Losing Abbott deal could cost Alere $177 million

Alere warns of dire consequences should its proposed takeover by Abbott Laboratories fall through. Alere probably should have taken Abbott’s $50 million offer to exit their proposed $6 billion merger, because now it might cost the company upwards of $177 million to call it off.

Alere said it has already spent $25.9 million to satisfy creditors perturbed by the months-long delay in filing its 2015 annual report with the SEC, which the company did on Monday. Alere also admitted in the report that it might be sued, and may have to submit to takeover by another company, if the deal with Abbott falls through.

Alere makes diagnostics for a variety of infectious diseases, including HIV, dengue fever, tuberculosis, and malaria. Abbott proposed buying it in February for $56 in cash per share. Shortly thereafter, Alere revealed that it had received a grand jury subpoena from the U.S. Department of Justice related to its sales practices for 2013 through 2015 in Asia, Africa, and Latin America, and to matters related to the U.S. Foreign Corrupt Practices Act.

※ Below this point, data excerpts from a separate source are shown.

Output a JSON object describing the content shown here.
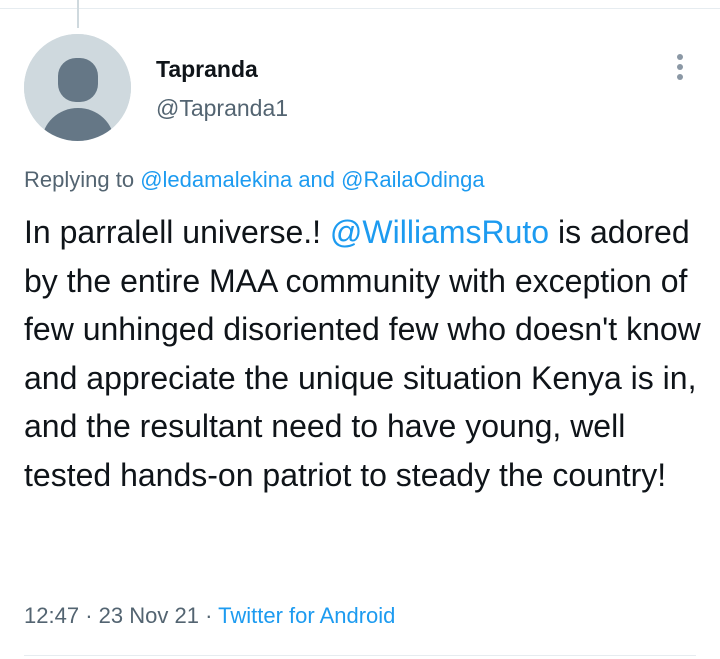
{
  "tweet": {
    "author": {
      "name": "Tapranda",
      "handle": "@Tapranda1"
    },
    "replying": {
      "prefix": "Replying to",
      "mention1": "@ledamalekina",
      "conjunction": "and",
      "mention2": "@RailaOdinga"
    },
    "text": {
      "before_mention": "In parralell universe.! ",
      "mention": "@WilliamsRuto",
      "after_mention": " is adored by the entire MAA community with exception of few unhinged disoriented few who doesn't know and appreciate the unique situation Kenya is in, and the resultant need to have young, well tested hands-on patriot to steady the country!"
    },
    "meta": {
      "time": "12:47",
      "separator": "·",
      "date": "23 Nov 21",
      "source": "Twitter for Android"
    }
  },
  "colors": {
    "link": "#1d9bf0",
    "secondary_text": "#536471",
    "primary_text": "#0f1419",
    "avatar_bg": "#cfd9de",
    "avatar_figure": "#657786"
  },
  "icons": {
    "more": "more-vertical-icon",
    "avatar": "default-avatar-icon"
  }
}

Abbott offered $50 million to break off the deal, but Alere’s directors turned down the offer.

Now Alere says it may have to pay Abbott $177 million to call it off. In the 2015 10-K, Alere cited “material weaknesses” in its internal control over financial reporting for 2014 and 2015. Those weaknesses have not been remediated, the company added, and could continue to impair its ability to report accurate financial information. Management discovered and corrected errors related to its payment of U.S. taxes on foreign earnings for 2014, according to the report.

We did not maintain a sufficient complement of resources with adequate experience and expertise in accounting for income taxes,” the company said.

Alere Abbott Yole

Abbott is not happy about the situation.

Alere’s Form 10-K filing for 2015 does not eliminate Abbott’s concerns about its business controls and practices given the litany of issues that have come to light since our agreement was announced,” the company said in a statement. “Alere has also failed to provide an adequate explanation for the extended filing delay and has refused to provide detailed and relevant information on several outstanding issues. We continue to await details about Alere’s first half 2016 results and ongoing regulatory matters in jurisdictions around the world.”

Alere expects to file its first-quarter report for 2016 by August 18 and its Q2 report “as soon as is practicable,” the company said in a separate earnings statement. Alere maintains that it expects the Abbott deal to close at the end of 2016.

Alere’s predictions of future problems represent the latest in a string of woes for the company, which also has a toxicology unit that performs drug tests for businesses and governmental agencies. Last month, federal investigators subpoenaed the company’s government-billing records dating back to 2010 for patient samples tested at Alere’s Austin, TX, pain management laboratory.

Alere also previously disclosed that it had received subpoenas in December 2014 from the U.S. Attorney for the District of New Jersey asking for documents relating mostly to billing and marketing practices in toxicology testing, the Wall Street Journal has reported. Most recently, Alere announced it is voluntarily withdrawing a device that tests the blood of patients who take blood thinners, following reports of inaccurate results.